Department of Clinical and Molecular Medicine, Sapienza, University of Rome, Policlinico Umberto I, Sant'Andrea Hospital, IDI IRCSS, Rome, Italy.
Instituto Nazionale Tumori Istituto di Ricovero e Cura a Carattere Scientifico Fondazione Pascale, Naples, Italy.
J Transl Med. 2020 Nov 25;18(1):446. doi: 10.1186/s12967-020-02588-2.
Ipilimumab and Nivolumab, targeting the molecules CTLA-4, PD-1, respectively,have shown efficacy against several types of cancer. Despite these results, only a small percentage of patients maintains a long-lasting effect. Even Ipilimumab, in combination with nivolumab, has demonstrated a significant clinical benefit in multiple tumor types. However, no trial has been designed with the primary endpoint to compare the efficacy of nivolumab plus ipilimumab combined, compared to nivolumab alone. Hence, the added value of ipilimumab in the combination has not clearly been established yet. The aim of this study was to demonstrate the superiority of the combination strategy compared to the single agent therapy.

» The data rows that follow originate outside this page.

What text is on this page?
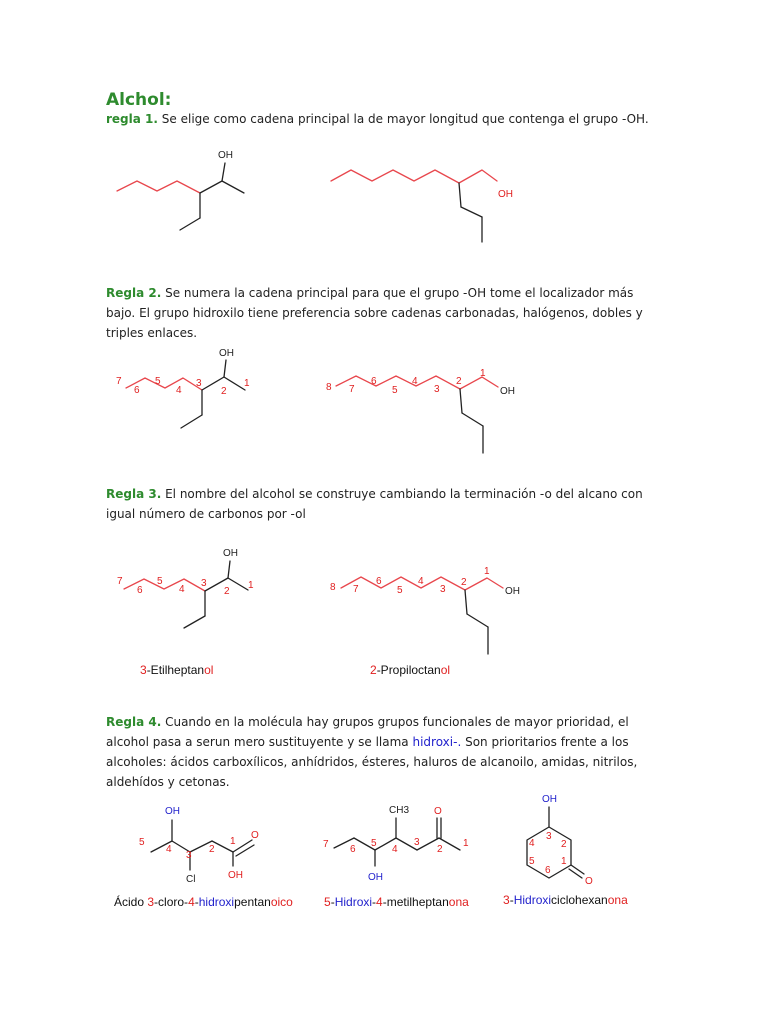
Alchol:
regla 1. Se elige como cadena principal la de mayor longitud que contenga el grupo -OH.
Regla 2. Se numera la cadena principal para que el grupo -OH tome el localizador más bajo. El grupo hidroxilo tiene preferencia sobre cadenas carbonadas, halógenos, dobles y triples enlaces.
Regla 3. El nombre del alcohol se construye cambiando la terminación -o del alcano con igual número de carbonos por -ol
Regla 4. Cuando en la molécula hay grupos grupos funcionales de mayor prioridad, el alcohol pasa a serun mero sustituyente y se llama hidroxi-. Son prioritarios frente a los alcoholes: ácidos carboxílicos, anhídridos, ésteres, haluros de alcanoilo, amidas, nitrilos, aldehídos y cetonas.
3-Etilheptanol	2-Propiloctanol
Ácido 3-cloro-4-hidroxipentanoico	5-Hidroxi-4-metilheptanona	3-Hidroxiciclohexanona
OH
OH
OH
OH
OH
OH
OH
Cl	OH
O
CH3
OH
O
OH
O
7
6
5
4
3
2
1	8 7
6
5
4
3
2
1
7
6
5
4
3
2
1	8 7
6
5
4
3
2
1
5
4
3
2
1	7 6
5
4
3
2
1
3
2
1
4
5
6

We performed a meta-analysis of Phase I-II-III Clinical Trials, published from 2010 up to 2020, in which the combination of ipilimumab plus nivolumab was compared to nivolumab alone. We extracted ORR, OS and PFS HR on the basis of treatment from the subgroup analysis of each trial.

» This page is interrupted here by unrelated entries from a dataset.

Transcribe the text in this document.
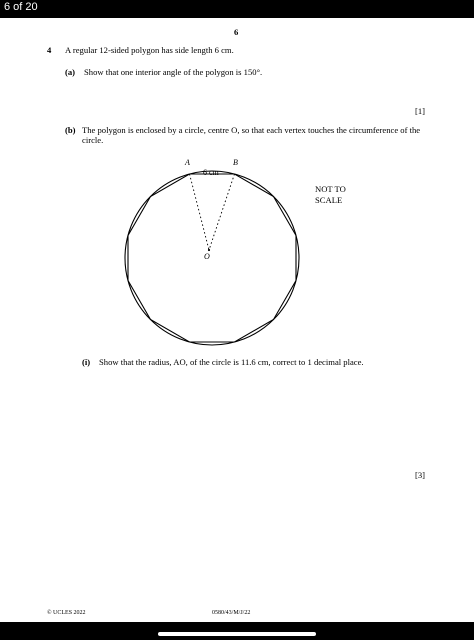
6 of 20
6
4 A regular 12-sided polygon has side length 6 cm.
(a) Show that one interior angle of the polygon is 150°.
[1]
(b) The polygon is enclosed by a circle, centre O, so that each vertex touches the circumference of the
circle.
A	B
6 cm
O
NOT TO
SCALE
(i) Show that the radius, AO, of the circle is 11.6 cm, correct to 1 decimal place.
[3]
© UCLES 2022	0580/43/M/J/22
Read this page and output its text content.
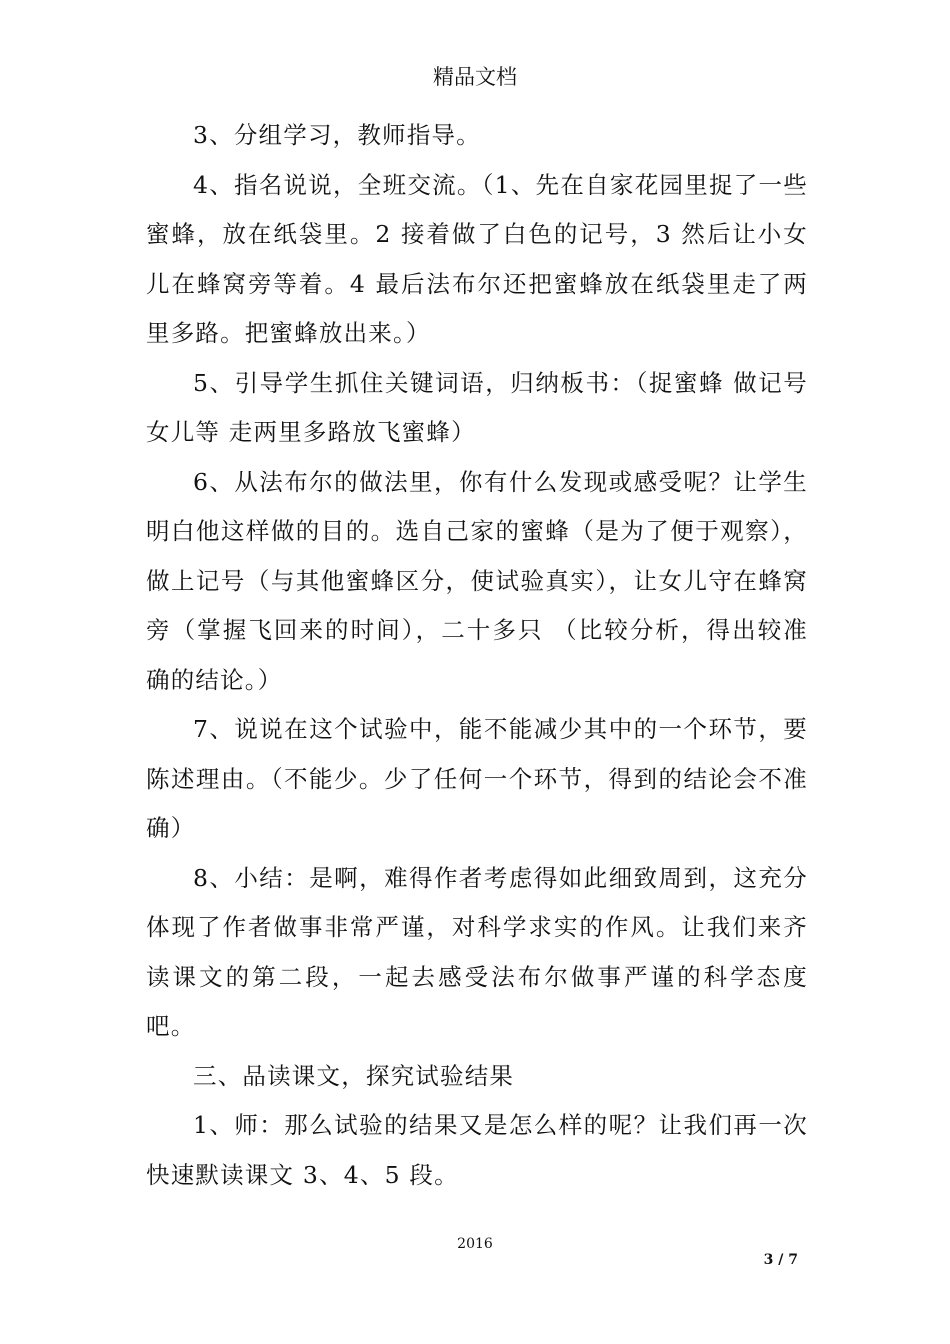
精品文档

3、分组学习，教师指导。

4、指名说说，全班交流。（1、先在自家花园里捉了一些蜜蜂，放在纸袋里。2 接着做了白色的记号，3 然后让小女儿在蜂窝旁等着。4 最后法布尔还把蜜蜂放在纸袋里走了两里多路。把蜜蜂放出来。）

5、引导学生抓住关键词语，归纳板书：（捉蜜蜂 做记号 女儿等 走两里多路放飞蜜蜂）

6、从法布尔的做法里，你有什么发现或感受呢？让学生明白他这样做的目的。选自己家的蜜蜂（是为了便于观察），做上记号（与其他蜜蜂区分，使试验真实），让女儿守在蜂窝旁（掌握飞回来的时间），二十多只 （比较分析，得出较准确的结论。）

7、说说在这个试验中，能不能减少其中的一个环节，要陈述理由。（不能少。少了任何一个环节，得到的结论会不准确）

8、小结：是啊，难得作者考虑得如此细致周到，这充分体现了作者做事非常严谨，对科学求实的作风。让我们来齐读课文的第二段，一起去感受法布尔做事严谨的科学态度吧。

三、品读课文，探究试验结果

1、师：那么试验的结果又是怎么样的呢？让我们再一次快速默读课文 3、4、5 段。

2016
3 / 7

A total of 7 trials were included in the present meta-analysis. Overall, 1313 patients were treated with the nivolumab plus ipilimumab combination compared to 1110 patients treated with nivolumabalone. All trials reported the Objective response rate(ORR), no heterogeneity was found among studies and the pooled Odds Ratio was highly in favor of the nivolumab plus ipilimumab combination with respect to nivolumab alone (1.683; 95% CI: 1.407-2.012; P < 0.0001). Three studies were considered for Progression free survival (PFS) analysis, and the pooled Hazard Ratio favored the combination of nivolumab plus ipilimumab with respect to nivolumab alone (0.807; 95% CI: 0.719-0.907; P < 0.0001). The Overall survival(OS) endpoint was considered only in 2 trials, and the pooled HR favored, also in this case, the combination of nivolumab plus ipilimumab with respect to nivolumab alone (0.87; 95% CI: 0.763-0.997; P = 0.045).
The combination of ipilimumab plus nivolumab seems to be superior to nivolumab alone in cancer patients, regardless of histology.
针对 CTLA-4 和 PD-1 分子的伊匹单抗和纳武利尤单抗分别在几种类型的癌症中显示出疗效。尽管有这些结果,只有一小部分患者能保持持久的疗效。即使是伊匹单抗联合纳武利尤单抗,也在多种肿瘤类型中显示出显著的临床获益。然而,没有一项试验的主要终点设计是比较纳武利尤单抗联合伊匹单抗的疗效与纳武利尤单抗单药治疗的疗效。因此,伊匹单抗联合治疗的附加价值尚未明确。本研究的目的是证明联合治疗策略优于单药治疗。
我们对 2010 年至 2020 年期间发表的 I 期- II 期- III 期临床试验进行了荟萃分析,其中比较了伊匹单抗联合纳武利尤单抗与纳武利尤单抗单药治疗。我们根据每个试验的亚组分析提取了治疗的客观缓解率(ORR)、总生存期(OS)和无进展生存期(PFS)HR。
本荟萃分析共纳入 7 项试验。共有 1313 例患者接受了纳武利尤单抗联合伊匹单抗治疗,1110 例患者接受了纳武利尤单抗单药治疗。所有试验均报告了客观缓解率(ORR),研究之间没有异质性,汇总的优势比高度支持纳武利尤单抗联合伊匹单抗治疗优于纳武利尤单抗单药治疗(1.683;95%置信区间:1.407-2.012;P<0.0001)。有 3 项研究进行了无进展生存(PFS)分析,汇总的风险比有利于纳武利尤单抗联合伊匹单抗治疗优于纳武利尤单抗单药治疗(0.807;95%置信区间:0.719-0.907;P<0.0001)。只有 2 项试验考虑了总生存期(OS)终点,汇总的风险比也有利于纳武利尤单抗联合伊匹单抗治疗优于纳武利尤单抗单药治疗(0.87;95%置信区间:0.763-0.997;P=0.045)。
无论组织学类型如何,伊匹单抗联合纳武利尤单抗似乎优于纳武利尤单抗单药治疗癌症患者。